Meine Mutti las sie mir vor und später las ich sie selbst, die Märchen. Wir hatten ein dickes Märchenbuch in altdeutscher Schrift mit vergilbten Seiten und kolorierten Tuschezeichnungen. Grimm, Hauff und Andersen im originalen Text. Ich mochte sie.Heute liest man den Kindern, wenn überhaupt, nur Softversionen vor. Aus der „Kleinen Meerjungfrau“ wird Arielle mit Happyend. Opfer, Verlust und Sterben wird herausgefiltert. Dabei sind (einige) Pädagogen der Meinung, das Märchen zur Charakterbildung beitragen.

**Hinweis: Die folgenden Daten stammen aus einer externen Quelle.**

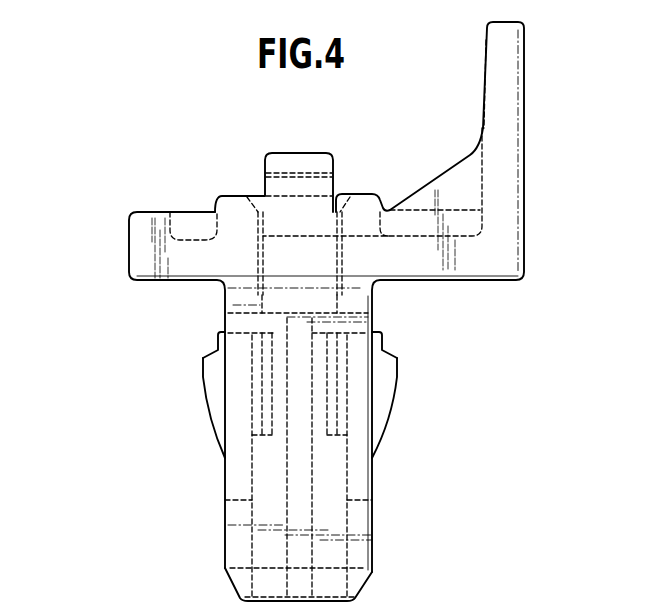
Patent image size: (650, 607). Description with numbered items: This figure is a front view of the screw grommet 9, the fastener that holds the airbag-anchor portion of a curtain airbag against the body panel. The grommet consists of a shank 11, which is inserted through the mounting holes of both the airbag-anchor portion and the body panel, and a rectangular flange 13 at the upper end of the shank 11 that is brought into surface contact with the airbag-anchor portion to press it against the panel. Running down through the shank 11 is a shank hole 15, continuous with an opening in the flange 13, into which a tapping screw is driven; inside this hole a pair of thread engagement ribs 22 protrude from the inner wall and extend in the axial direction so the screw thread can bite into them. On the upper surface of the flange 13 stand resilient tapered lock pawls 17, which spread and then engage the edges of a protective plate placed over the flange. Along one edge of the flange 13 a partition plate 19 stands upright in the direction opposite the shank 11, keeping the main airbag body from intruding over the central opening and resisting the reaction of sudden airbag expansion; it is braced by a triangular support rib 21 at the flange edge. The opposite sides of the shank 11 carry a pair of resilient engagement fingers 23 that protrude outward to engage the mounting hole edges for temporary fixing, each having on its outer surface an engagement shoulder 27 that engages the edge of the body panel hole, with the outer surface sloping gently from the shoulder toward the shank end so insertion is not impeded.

The screw grommet 9 is at (128, 171).
The shank 11 is at (225, 528).
The flange 13 is at (140, 263).
The shank hole 15 is at (273, 547).
The resilient tapered lock pawl 17 is at (335, 149).
The partition plate 19 is at (512, 88).
The triangular support rib 21 is at (463, 158).
The thread engagement rib 22 is at (315, 552).
The resilient engagement finger 23 is at (203, 388).
The engagement shoulder 27 is at (215, 352).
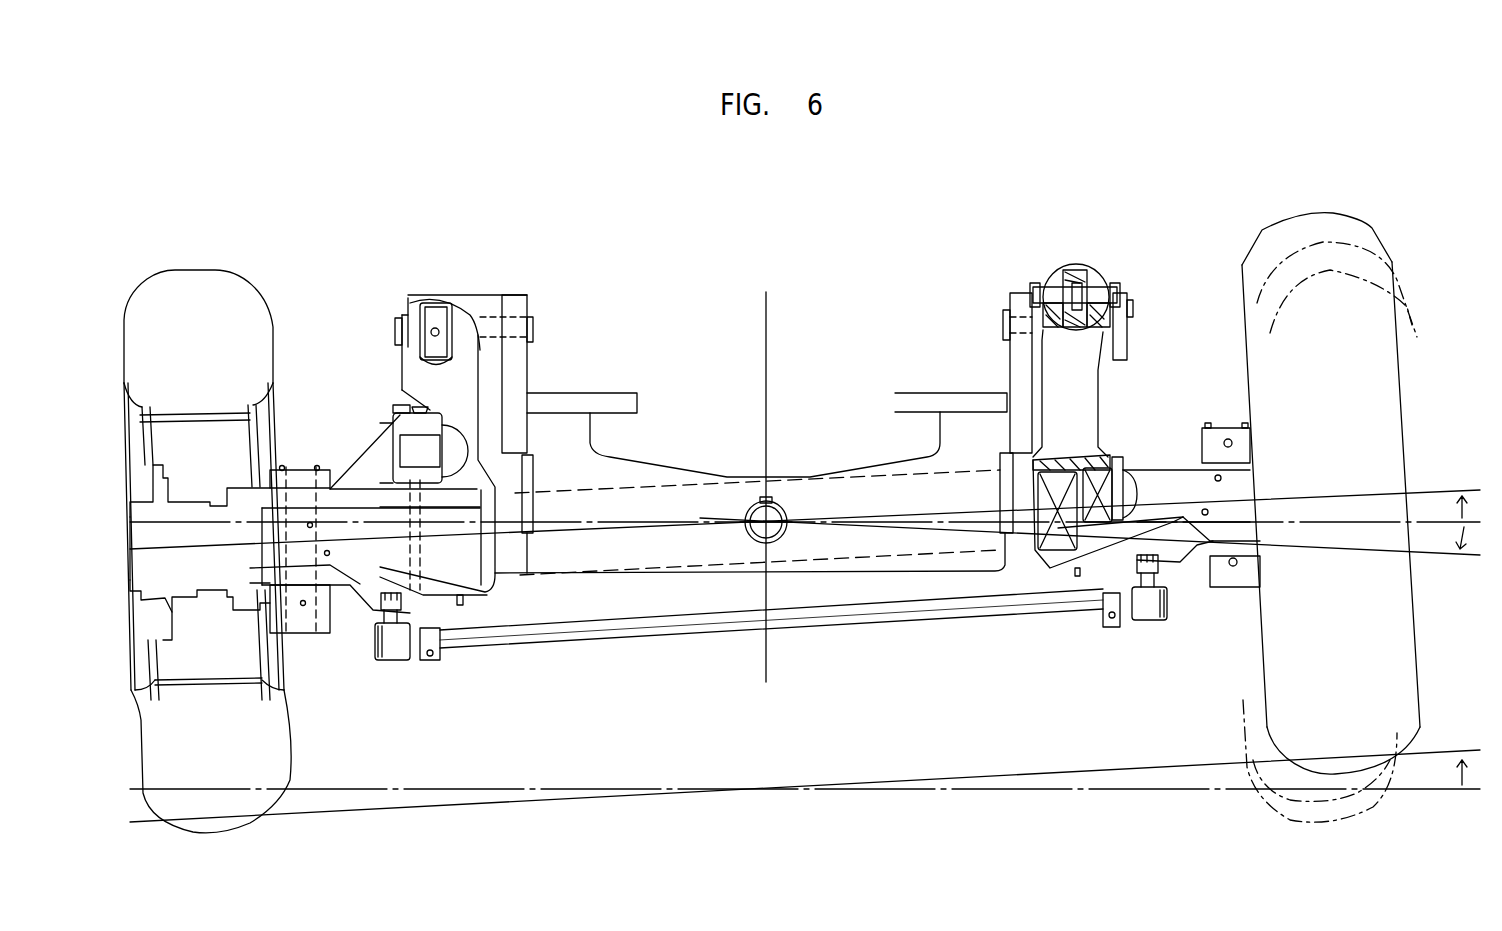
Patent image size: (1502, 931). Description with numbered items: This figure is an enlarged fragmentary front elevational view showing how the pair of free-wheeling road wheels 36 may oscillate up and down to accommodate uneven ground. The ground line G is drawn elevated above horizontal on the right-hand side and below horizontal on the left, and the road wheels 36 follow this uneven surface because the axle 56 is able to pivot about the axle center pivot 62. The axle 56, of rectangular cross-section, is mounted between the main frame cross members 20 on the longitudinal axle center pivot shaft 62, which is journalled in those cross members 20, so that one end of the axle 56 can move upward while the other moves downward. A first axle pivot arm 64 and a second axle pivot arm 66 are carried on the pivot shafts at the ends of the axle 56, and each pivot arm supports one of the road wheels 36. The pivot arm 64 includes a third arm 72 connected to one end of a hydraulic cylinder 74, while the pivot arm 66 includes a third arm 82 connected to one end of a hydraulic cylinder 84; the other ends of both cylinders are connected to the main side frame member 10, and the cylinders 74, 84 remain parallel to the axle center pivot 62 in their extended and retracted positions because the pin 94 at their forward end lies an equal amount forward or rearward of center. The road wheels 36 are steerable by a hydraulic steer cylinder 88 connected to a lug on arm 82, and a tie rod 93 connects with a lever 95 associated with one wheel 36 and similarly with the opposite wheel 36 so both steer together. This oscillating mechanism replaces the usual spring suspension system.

The main side frame member 10 is at (536, 353).
The main frame cross member 20 is at (660, 462).
The free-wheeling road wheel 36 is at (266, 320).
The axle 56 is at (690, 487).
The axle center pivot shaft 62 is at (780, 512).
The first axle pivot arm 64 is at (1104, 540).
The second axle pivot arm 66 is at (462, 562).
The third arm 72 is at (1088, 383).
The hydraulic cylinder 74 is at (1058, 264).
The third arm 82 is at (400, 375).
The hydraulic cylinder 84 is at (445, 298).
The hydraulic steer cylinder 88 is at (455, 450).
The tie rod 93 is at (817, 637).
The pin 94 is at (1092, 300).
The lever 95 is at (367, 620).
The ground line G is at (413, 807).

Nirgends wird so klar zwischen gut und böse, fleißig und faul, Lohn und Strafe unterschieden wie in Märchen.Es gibt die Verulkungen a´la Otto und Horrorverfilmungen, wo ich meistens wegschalte oder wenigstens den Ton abdrehe.Selbst vor erotischen Interpretationen machen Autoren nicht halt. „Rotkäppchen und der böse Wolf“ seien ein Symbol für … ach, lassen wir das.Märchen tragen eine Wahrheit in sich und deswegen gibt es meine Seite "märchenhaft".Nach dem „Fischer und seiner Frau“ rumpelt dann das Stilzchen durch den Text.